In April 2017, Ooni launched an Indiegogo campaign for its larger Ooni Pro model, a 'quad fueled' outdoor pizza oven capable of cooking 16-inch pizzas with wood, charcoal, gas or wood pellets for fuel. The Indiegogo campaign for Ooni Pro raised over $1 million, and the Ooni Pro was launched to customers in November 2017.

On 26 February 2019 Ooni introduced the Ooni Koda, a gas-powered portable pizza oven capable of reaching 500 C and cooking pizzas in 60 seconds. Ooni Koda received the Hearth, Patio & Barbeque Association 2019 VESTA Award for Best Innovative Product and the National Hardware Show Retailer's Choice Award 2019, and was a 2019 Chelsea Flower Show Awards Finalist.

On 27 August 2019 Ooni launched a new Kickstarter campaign for the Ooni Karu.

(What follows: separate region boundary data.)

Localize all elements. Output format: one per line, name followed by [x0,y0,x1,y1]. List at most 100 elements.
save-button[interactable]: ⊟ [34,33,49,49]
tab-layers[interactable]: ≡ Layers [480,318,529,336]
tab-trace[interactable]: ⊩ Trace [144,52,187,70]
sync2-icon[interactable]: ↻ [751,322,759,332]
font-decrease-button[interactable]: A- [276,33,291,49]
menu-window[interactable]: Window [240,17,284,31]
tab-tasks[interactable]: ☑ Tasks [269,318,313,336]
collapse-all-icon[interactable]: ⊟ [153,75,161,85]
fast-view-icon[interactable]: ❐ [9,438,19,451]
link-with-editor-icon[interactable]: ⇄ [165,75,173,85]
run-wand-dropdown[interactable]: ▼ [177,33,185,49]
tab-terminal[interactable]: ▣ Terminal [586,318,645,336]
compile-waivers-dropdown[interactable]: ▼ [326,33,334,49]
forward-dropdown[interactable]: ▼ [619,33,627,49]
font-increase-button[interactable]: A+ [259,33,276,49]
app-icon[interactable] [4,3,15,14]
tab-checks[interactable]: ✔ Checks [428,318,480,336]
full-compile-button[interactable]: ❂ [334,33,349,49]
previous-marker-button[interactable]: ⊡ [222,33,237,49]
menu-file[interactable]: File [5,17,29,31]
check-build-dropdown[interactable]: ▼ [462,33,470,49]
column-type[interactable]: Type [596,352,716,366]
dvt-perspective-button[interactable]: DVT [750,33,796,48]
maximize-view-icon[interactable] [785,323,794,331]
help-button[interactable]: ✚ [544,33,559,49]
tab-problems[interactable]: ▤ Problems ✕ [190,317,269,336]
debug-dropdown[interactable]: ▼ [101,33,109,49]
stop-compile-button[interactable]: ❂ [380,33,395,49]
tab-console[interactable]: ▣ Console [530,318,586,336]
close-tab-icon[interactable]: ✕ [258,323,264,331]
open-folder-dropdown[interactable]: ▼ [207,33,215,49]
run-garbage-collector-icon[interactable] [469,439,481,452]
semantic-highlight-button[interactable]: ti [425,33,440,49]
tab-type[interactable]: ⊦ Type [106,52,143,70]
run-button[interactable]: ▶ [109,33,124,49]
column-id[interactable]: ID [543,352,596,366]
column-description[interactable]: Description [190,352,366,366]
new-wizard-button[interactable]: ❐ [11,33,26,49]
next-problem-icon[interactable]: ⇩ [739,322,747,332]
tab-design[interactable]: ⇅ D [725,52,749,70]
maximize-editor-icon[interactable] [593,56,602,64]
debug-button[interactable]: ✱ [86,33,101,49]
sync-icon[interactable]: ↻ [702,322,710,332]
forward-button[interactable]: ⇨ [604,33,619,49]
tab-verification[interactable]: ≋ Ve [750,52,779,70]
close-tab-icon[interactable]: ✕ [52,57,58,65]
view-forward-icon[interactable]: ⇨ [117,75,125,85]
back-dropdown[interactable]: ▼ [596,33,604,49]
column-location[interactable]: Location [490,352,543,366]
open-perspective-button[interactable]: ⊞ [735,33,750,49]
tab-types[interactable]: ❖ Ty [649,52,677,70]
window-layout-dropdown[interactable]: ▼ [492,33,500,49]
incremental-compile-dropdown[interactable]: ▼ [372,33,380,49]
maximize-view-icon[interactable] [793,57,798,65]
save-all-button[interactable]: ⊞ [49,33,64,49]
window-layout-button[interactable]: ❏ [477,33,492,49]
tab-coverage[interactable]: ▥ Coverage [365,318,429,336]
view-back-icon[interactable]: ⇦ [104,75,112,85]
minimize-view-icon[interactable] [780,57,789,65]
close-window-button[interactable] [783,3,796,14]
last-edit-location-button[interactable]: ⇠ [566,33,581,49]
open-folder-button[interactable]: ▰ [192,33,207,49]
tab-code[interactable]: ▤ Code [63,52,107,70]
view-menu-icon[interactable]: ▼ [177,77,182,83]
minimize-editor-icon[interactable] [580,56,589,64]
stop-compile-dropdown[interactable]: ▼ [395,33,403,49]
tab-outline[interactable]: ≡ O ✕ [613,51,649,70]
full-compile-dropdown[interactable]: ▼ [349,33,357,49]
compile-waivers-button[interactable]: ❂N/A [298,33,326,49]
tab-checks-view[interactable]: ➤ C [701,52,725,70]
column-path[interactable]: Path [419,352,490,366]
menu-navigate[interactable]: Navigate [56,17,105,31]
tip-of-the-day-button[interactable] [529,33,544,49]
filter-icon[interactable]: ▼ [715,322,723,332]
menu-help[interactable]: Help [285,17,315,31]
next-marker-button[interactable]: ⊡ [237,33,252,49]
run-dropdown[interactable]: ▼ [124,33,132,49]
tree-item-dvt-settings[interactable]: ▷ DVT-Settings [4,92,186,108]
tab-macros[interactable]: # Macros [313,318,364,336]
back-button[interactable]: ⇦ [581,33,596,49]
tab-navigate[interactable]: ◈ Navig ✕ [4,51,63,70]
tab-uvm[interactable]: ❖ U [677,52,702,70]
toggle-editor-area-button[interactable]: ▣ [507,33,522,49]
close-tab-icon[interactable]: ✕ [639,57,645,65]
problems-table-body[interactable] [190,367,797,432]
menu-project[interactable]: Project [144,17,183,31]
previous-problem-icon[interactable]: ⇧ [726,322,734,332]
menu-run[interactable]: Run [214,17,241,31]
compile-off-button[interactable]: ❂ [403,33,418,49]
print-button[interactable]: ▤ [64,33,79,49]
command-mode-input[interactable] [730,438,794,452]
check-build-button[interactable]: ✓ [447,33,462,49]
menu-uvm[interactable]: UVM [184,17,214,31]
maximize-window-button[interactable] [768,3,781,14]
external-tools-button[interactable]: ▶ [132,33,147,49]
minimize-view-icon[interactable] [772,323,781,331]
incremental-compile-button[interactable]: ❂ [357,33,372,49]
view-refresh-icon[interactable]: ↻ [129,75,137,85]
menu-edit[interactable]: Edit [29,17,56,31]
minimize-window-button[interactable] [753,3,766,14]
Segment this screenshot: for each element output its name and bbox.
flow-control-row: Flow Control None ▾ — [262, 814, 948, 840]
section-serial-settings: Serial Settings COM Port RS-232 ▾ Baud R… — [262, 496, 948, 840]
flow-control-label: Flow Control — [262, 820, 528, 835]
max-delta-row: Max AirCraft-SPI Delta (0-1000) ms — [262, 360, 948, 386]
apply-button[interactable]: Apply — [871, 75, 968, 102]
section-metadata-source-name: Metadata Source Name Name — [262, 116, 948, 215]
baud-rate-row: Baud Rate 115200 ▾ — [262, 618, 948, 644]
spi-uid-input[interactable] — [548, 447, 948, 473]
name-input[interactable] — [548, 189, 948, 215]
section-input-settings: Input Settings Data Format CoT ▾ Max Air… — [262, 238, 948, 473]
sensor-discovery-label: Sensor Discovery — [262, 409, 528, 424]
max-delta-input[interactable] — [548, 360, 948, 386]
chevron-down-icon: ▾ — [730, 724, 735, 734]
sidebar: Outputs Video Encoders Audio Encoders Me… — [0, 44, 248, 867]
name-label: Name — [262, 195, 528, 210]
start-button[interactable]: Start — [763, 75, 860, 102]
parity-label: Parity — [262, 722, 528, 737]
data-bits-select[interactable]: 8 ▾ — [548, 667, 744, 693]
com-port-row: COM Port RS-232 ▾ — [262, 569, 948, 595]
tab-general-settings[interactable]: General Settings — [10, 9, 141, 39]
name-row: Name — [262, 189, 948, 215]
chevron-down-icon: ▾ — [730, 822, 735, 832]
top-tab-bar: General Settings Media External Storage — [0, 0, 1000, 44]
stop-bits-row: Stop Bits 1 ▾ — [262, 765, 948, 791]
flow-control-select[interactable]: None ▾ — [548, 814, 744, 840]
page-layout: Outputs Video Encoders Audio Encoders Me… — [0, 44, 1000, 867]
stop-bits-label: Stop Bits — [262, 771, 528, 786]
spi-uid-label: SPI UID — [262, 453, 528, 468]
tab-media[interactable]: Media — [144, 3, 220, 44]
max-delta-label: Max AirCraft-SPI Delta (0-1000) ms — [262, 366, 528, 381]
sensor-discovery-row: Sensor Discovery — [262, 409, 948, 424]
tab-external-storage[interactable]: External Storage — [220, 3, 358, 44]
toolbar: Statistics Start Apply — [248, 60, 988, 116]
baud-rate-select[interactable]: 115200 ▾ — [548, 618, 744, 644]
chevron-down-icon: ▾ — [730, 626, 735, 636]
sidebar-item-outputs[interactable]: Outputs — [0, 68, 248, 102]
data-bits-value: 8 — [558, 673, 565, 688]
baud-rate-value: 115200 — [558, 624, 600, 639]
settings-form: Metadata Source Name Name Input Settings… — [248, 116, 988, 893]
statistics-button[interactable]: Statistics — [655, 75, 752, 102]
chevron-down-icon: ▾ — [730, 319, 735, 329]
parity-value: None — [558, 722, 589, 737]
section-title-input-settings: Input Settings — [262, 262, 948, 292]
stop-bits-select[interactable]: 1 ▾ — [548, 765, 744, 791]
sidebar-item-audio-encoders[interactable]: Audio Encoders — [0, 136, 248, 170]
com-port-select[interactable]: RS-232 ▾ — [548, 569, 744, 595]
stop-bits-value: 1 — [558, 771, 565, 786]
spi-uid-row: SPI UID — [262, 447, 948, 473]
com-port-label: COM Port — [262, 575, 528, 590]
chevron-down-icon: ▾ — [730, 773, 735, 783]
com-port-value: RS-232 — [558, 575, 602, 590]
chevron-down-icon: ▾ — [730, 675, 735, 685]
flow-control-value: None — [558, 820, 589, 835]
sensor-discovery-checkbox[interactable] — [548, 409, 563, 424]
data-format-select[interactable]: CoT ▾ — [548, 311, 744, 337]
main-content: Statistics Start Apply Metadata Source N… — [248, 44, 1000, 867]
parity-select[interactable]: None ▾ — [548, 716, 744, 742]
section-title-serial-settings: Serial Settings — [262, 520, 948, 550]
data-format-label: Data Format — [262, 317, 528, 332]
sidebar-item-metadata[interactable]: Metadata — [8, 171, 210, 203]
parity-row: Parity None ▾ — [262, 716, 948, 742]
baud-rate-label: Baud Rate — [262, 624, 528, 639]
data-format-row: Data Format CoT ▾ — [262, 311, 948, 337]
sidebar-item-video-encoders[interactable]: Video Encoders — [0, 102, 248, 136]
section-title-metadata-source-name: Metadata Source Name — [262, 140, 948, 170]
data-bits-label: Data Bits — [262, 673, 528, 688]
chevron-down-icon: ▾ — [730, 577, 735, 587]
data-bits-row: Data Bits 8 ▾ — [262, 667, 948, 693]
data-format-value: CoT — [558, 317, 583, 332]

On 4 March 2020, Ooni introduced the Ooni Koda 16. Around this time, Ooni started using numbers at the end of each of their oven models to represent the size of pizza that can be cooked in each oven.

On 16 June 2021, Ooni launched Ooni Karu 16. The oven became the first (and so far only) pizza oven to be 'Recommended for Domestic Use' by the Associazione Vera Pizza Napoletana (AVPN).

On 2 March 2023, Ooni introduced the Ooni Karu 12G, marking the first time the company used a letter after a model number to indicate specialty features, in this case, improved gas efficiency.

On 1 January 2025, Ooni introduced its first spiral dough mixer, the Ooni Halo Pro. Begin of sales is scheduled to 8 April 2025.

==Employees and headquarters==
The company today employs around 350 people at its headquarters at Edinburgh in Scotland, Austin, Texas and Bonn, Germany, as well as staff in other countries.

==Name change==
On 17 July 2018 the company officially changed its name to Ooni from its previous name of Uuni. 'Uuni' means 'oven' in Finnish.